Time To Leave The Office

The Age

Monday November 21, 2005

Brian Courtis

THE OFFICE SPECIALS (ABC, 9.30pm)

IT'S as embarrassing, discomforting and as humiliating as ever - more masochistic than Fawlty Towers, nastier than Garry Shandling's outrageously manipulative satire, The Larry Sanders Show. It's as excruciating and desperate as it is funny.

No wonder, then, that the ABC seems to have had trouble understanding what to do with the final writhing agonies of David Brent and The Office. Ricky Gervais, its co-creator and star, is starting to attract attention again with his new series, Extras, another cringe-making comedy. Extras, in which Gervais plays a struggling wannabe actor, goes to air on the ABC next year, so wrapping up The Office for those still waiting patiently is probably wise.

Gervais' David Brent, the most finely flawed, boorish character from a British comedy to win us over since Captain Mainwaring in Dad's Army, was, of course, retrenched from Wernham Hogg, the most famous paper merchants in Slough, some three years ago.

Fired, really. A scapegoat, he says, for that BBC documentary about working conditions.

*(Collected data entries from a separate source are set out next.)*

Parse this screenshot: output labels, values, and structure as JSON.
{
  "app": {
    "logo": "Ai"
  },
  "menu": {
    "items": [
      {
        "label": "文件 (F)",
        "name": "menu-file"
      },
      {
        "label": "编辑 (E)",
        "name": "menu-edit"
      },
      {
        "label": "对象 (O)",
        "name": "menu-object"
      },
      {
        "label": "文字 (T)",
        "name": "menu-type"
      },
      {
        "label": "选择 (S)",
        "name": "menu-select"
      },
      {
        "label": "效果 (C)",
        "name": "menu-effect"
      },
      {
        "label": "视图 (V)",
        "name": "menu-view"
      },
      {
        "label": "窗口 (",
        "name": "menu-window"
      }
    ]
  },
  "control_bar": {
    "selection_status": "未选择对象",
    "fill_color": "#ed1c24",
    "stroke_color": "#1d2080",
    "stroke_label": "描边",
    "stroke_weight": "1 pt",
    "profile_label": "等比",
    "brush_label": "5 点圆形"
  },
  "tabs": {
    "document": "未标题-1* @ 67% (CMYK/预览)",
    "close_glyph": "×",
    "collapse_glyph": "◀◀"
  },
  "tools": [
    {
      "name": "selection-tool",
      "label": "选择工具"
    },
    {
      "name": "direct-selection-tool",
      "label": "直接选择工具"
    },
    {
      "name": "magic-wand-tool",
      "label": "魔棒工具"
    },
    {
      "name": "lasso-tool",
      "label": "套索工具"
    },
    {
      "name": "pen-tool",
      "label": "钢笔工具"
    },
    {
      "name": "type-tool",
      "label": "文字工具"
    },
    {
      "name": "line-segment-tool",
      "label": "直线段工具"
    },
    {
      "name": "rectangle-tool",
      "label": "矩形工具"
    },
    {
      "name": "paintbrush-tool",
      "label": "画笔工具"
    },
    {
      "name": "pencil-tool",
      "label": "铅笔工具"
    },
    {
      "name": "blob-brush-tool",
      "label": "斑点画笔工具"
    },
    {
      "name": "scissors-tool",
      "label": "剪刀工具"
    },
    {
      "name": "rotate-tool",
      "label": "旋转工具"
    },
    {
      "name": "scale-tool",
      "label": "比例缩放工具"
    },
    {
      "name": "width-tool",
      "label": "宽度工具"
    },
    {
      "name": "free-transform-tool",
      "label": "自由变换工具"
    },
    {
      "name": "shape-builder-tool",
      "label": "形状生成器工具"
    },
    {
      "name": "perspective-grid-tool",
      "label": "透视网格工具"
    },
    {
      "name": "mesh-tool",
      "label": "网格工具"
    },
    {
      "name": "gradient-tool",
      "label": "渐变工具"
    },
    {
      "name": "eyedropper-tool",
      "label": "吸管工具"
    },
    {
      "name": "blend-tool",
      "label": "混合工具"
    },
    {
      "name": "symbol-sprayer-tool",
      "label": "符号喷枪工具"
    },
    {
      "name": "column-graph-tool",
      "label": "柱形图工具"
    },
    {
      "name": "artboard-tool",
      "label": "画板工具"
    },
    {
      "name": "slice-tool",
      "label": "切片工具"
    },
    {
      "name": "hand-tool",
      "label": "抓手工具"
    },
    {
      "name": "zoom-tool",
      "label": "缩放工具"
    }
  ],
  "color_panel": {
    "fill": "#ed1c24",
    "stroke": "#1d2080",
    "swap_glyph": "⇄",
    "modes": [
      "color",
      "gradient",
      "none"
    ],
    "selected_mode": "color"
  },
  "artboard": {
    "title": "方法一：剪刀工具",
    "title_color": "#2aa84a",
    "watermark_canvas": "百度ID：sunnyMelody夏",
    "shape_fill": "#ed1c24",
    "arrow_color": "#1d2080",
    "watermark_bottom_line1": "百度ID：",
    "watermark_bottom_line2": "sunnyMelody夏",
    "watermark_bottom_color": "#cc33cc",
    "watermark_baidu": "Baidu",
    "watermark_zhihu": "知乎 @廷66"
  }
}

Head-butting a female interviewee made him look like "the biggest plonker of the year".

There's been some downsizing and a merger, though, as the BBC returns for its follow-up, tell-all program on the company and how it's coped. There are some familiar faces around. The sycophantic Gareth (Mackenzie Crook), promoted to regional manager, has taken over, preaching a regime of discipline rather than Brent affability. Still heartbroken and frustrated is Tim Canterbury (Martin Freeman), stuck with his dreams of receptionist Dawn Tinsley (Lucy Davis), now a young mother in Tampa, Florida.

And there are the new office wits and bosses, crude but unable, it appears, to get the message through to Brent that he needs to warn them when he plans to drop in.

And the new David Brent? Well, Gareth lets us know he spent his redundancy package on producing a flop video CD single. Although not anxious to push the matter, it seems the man who saw himself as a desk-jockey superstar is back on the road again, selling office-cleaning products door to door.

Following his not-quite-a-hit CD, he does have an agent and, introduced by the village DJs, is making minor celebrity appearances in the local pub versions of Blind Date.

The Gervais-Stephen Merchant comedy is razor-cruel, finely balanced. There's tension and there are gags that beg for further resolution.

And, as always, just as you start to feel a little sympathy for the podgy Brent, he manages to stuff both his feet firmly into his mouth. The gaffes are great, but you're even more grateful that they'll not be around forever.

WORTH WATCHING

Grey's Anatomy Seven, 8.30pm

No pretence now at medical drama. It's simply a sexy, sudsy soap with scalpels and sutures. Tonight, however, interns Meredith, Cristina and Izzie have some fun helping Seattle's first pregnant man prepare for the delivery.

Who Wants To Be

a Millionaire Nine, 8.30pm

Slightly odd end-of-season special from Eddie McGuire. For this week's Millionaire, he's gathered 10 pregnant women hoping for the arrival of yet another big prize. A heightened air of expectancy about the studio?

Numb3rs Ten, 10pm

Final shoot-out for those who enjoy their crime stories wrapped incomprehensibly within Markov chains and Bayesian equations. Tonight, maths genius Charlie Eppes (David Krumholtz) helps his FBI agent brother, Don (Rob Morrow), calculate the odds on recapturing two killers.